Podemos ha (quasi) vinto, diremmo in Italia. È andato molto bene a Barcellona e a Madrid (“le grandi città sono l’epicentro del cambiamento”, nelle parole del leader, Iglesias), molto meno bene se consideriamo l’insieme dei parlamenti regionali.

Quali sono le issues vincenti delle campagne di Podemos? Fondamentalmente due.
Una è sistemica, di lungo periodo, ed è la battaglia contro la famigerata austerity europea che fa il paio con l’incremento della spesa pubblica e la riduzione dei tagli, come se i vincoli comunitari non esistessero. “Cambiamento” è la parola chiave: votate per noi e la Spagna cambierà, perché l’Europa cambierà. “Come faremo non si sa, ma intanto votateci”.
L’altra issue è quella che cavalca l’invidia sociale e che livella verso il basso gli stipendi dei parlamentari, fino a 1900 euro mensili. Una scelta vincente in termini di marketing: di fatto è l’unica proposta concreta e realizzabile di Podemos (le altre dipendono da cosa sarà l’UE di domani) ed è evidentemente in grado di attrarre parecchi consensi.
Questo scenario di marketing dell’autofustigazione sembra una costante, almeno nell’Europa meridionale: i faccia a faccia pre-elettorali su Sky in onda in questi giorni in Italia prevedono sempre le domande sulla dichiarazione dei redditi, sulle proposte per ridurre gli stipendi e su come trattare i vitalizi “acquisiti”. E, ça va sans dire, le risposte “vincenti” sono quelle di chi non possiede case di proprietà, né automobili ed è possibilmente precario a 1000 euro al mese. E che ovviamente vuole tagliare il più possibile gli stipendi dei politici e requisire ogni vitalizio.

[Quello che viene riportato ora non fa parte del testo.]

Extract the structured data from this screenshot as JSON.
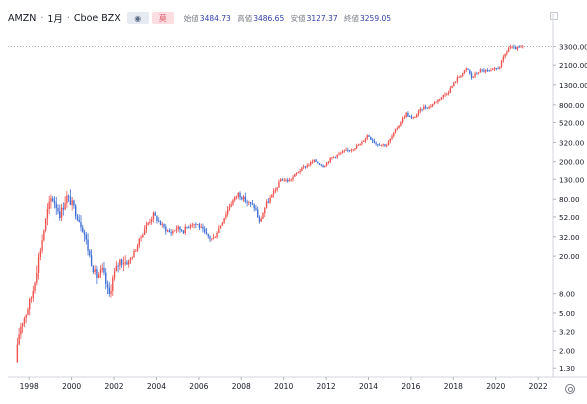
{
  "header": {
    "symbol": "AMZN",
    "interval": "1月",
    "exchange": "Cboe BZX",
    "badge_eye": "◉",
    "badge_red": "莫",
    "ohlc": [
      {
        "label": "始値",
        "value": "3484.73"
      },
      {
        "label": "高値",
        "value": "3486.65"
      },
      {
        "label": "安値",
        "value": "3127.37"
      },
      {
        "label": "終値",
        "value": "3259.05"
      }
    ]
  },
  "chart_data": {
    "type": "candlestick",
    "scale": "log",
    "y_ticks": [
      "3300.00",
      "2100.00",
      "1300.00",
      "800.00",
      "520.00",
      "320.00",
      "200.00",
      "130.00",
      "80.00",
      "52.00",
      "32.00",
      "20.00",
      "8.00",
      "5.00",
      "3.20",
      "2.00",
      "1.30"
    ],
    "x_ticks": [
      "1998",
      "2000",
      "2002",
      "2004",
      "2006",
      "2008",
      "2010",
      "2012",
      "2014",
      "2016",
      "2018",
      "2020",
      "2022"
    ],
    "last_price_line": 3300,
    "up_color": "#ef5350",
    "down_color": "#3f6fd6",
    "xlim": [
      1997.0,
      2022.7
    ],
    "ylim": [
      1.05,
      5200
    ],
    "price_path": [
      [
        1997.4,
        1.5
      ],
      [
        1997.6,
        3.5
      ],
      [
        1997.9,
        5.0
      ],
      [
        1998.2,
        8.0
      ],
      [
        1998.5,
        20.0
      ],
      [
        1998.9,
        60.0
      ],
      [
        1999.1,
        85.0
      ],
      [
        1999.3,
        70.0
      ],
      [
        1999.5,
        55.0
      ],
      [
        1999.8,
        85.0
      ],
      [
        2000.0,
        75.0
      ],
      [
        2000.3,
        55.0
      ],
      [
        2000.6,
        38.0
      ],
      [
        2000.9,
        20.0
      ],
      [
        2001.2,
        12.0
      ],
      [
        2001.5,
        14.0
      ],
      [
        2001.8,
        7.5
      ],
      [
        2002.0,
        12.0
      ],
      [
        2002.3,
        18.0
      ],
      [
        2002.7,
        17.0
      ],
      [
        2003.0,
        22.0
      ],
      [
        2003.5,
        40.0
      ],
      [
        2003.9,
        55.0
      ],
      [
        2004.3,
        42.0
      ],
      [
        2004.7,
        35.0
      ],
      [
        2005.0,
        40.0
      ],
      [
        2005.3,
        37.0
      ],
      [
        2005.7,
        45.0
      ],
      [
        2006.0,
        43.0
      ],
      [
        2006.4,
        33.0
      ],
      [
        2006.7,
        30.0
      ],
      [
        2007.0,
        40.0
      ],
      [
        2007.5,
        70.0
      ],
      [
        2007.9,
        92.0
      ],
      [
        2008.3,
        75.0
      ],
      [
        2008.7,
        65.0
      ],
      [
        2008.9,
        45.0
      ],
      [
        2009.2,
        70.0
      ],
      [
        2009.6,
        95.0
      ],
      [
        2009.9,
        130.0
      ],
      [
        2010.3,
        125.0
      ],
      [
        2010.7,
        155.0
      ],
      [
        2011.0,
        175.0
      ],
      [
        2011.5,
        205.0
      ],
      [
        2011.9,
        180.0
      ],
      [
        2012.3,
        220.0
      ],
      [
        2012.8,
        250.0
      ],
      [
        2013.2,
        270.0
      ],
      [
        2013.7,
        310.0
      ],
      [
        2014.0,
        385.0
      ],
      [
        2014.4,
        310.0
      ],
      [
        2014.9,
        300.0
      ],
      [
        2015.3,
        420.0
      ],
      [
        2015.8,
        650.0
      ],
      [
        2016.1,
        560.0
      ],
      [
        2016.6,
        750.0
      ],
      [
        2016.9,
        760.0
      ],
      [
        2017.3,
        900.0
      ],
      [
        2017.8,
        1100.0
      ],
      [
        2018.2,
        1500.0
      ],
      [
        2018.7,
        1950.0
      ],
      [
        2018.9,
        1550.0
      ],
      [
        2019.3,
        1850.0
      ],
      [
        2019.8,
        1800.0
      ],
      [
        2020.2,
        2000.0
      ],
      [
        2020.5,
        2800.0
      ],
      [
        2020.7,
        3300.0
      ],
      [
        2020.9,
        3150.0
      ],
      [
        2021.1,
        3200.0
      ],
      [
        2021.3,
        3250.0
      ]
    ]
  }
}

Non c’è leader politico che possa evitare di prendere una posizione simile in tutta l’Europa del Sud. Chi lo fa, è politicamente morto, in tempo reale.
Si dirà: in tempi di crisi, è bene che paghino tutti. Vero, per carità. Il problema però è la centralità della issue. Dalla crisi si esce con la crescita e l’occupazione, eppure buona parte delle campagne elettorali ruota intorno agli stipendi dei politici e non alle proposte di policy per superare la congiuntura economica negativa. O meglio, ruota anche intorno a parole chiave tipo “crescita”, “fine dell’austerity”, “cambieremo l’Europa” tutte rigorosamente non argomentate, né spiegate in dettaglio e sulle uniche proposte concrete e realizzabili dei tagli degli stipendi. Dunque, inevitabilmente la issue dell’autofustigazione acquisisce centralità. Per la sua concretezza, per l’invidia sociale che impera (“se sto male io, devono stare male tutti”) e per l’impotenza dei governi nazionali dell’area Euro in fatto di politiche economiche e finanziarie.
La domanda da porsi a questo punto è: “qual è l’effetto sistemico di questo marketing dell’autofustigazione?”
Servirà a far crescere i paesi in crisi? No, l’insieme dei tagli di stipendi e vitalizi ha un effetto quasi nullo sulla spesa pubblica di un paese.

Servirà a dare più credibilità alla classe politica? Per 6 mesi forse, poi però dovrà produrre politiche pubbliche in grado di portare sviluppo. Altrimenti la credibilità torna al punto di partenza.
Servirà a selezionare meglio la classe politica? Al contrario, direi. 1900 euro al mese per un lavoro per definizione precario non mi sembrano un grande incentivo occupazionale.
E dunque a cosa servirà? Finché funzionerà, servirà come “arma” elettorale. E, come avviene per ogni proposta politica di questi tempi, vedrà un’escalation di promesse sempre più sensazionali: 2500 euro? No, io dico 1900. Allora io dico 1500. Allora, sai che ti dico: farò il parlamentare gratis! E vai col plebiscito…
Poi però, quando avrò stravinto grazie alla vocazione al martirio, dovrò risolvere i problemi del paese. Gratis. Tra un insulto e l’altro di chi mi ha votato. E sarà il trionfo della “cerimonia cannibale” di cui parla Salmon: “i politici divorati dal loro stesso divoramento”.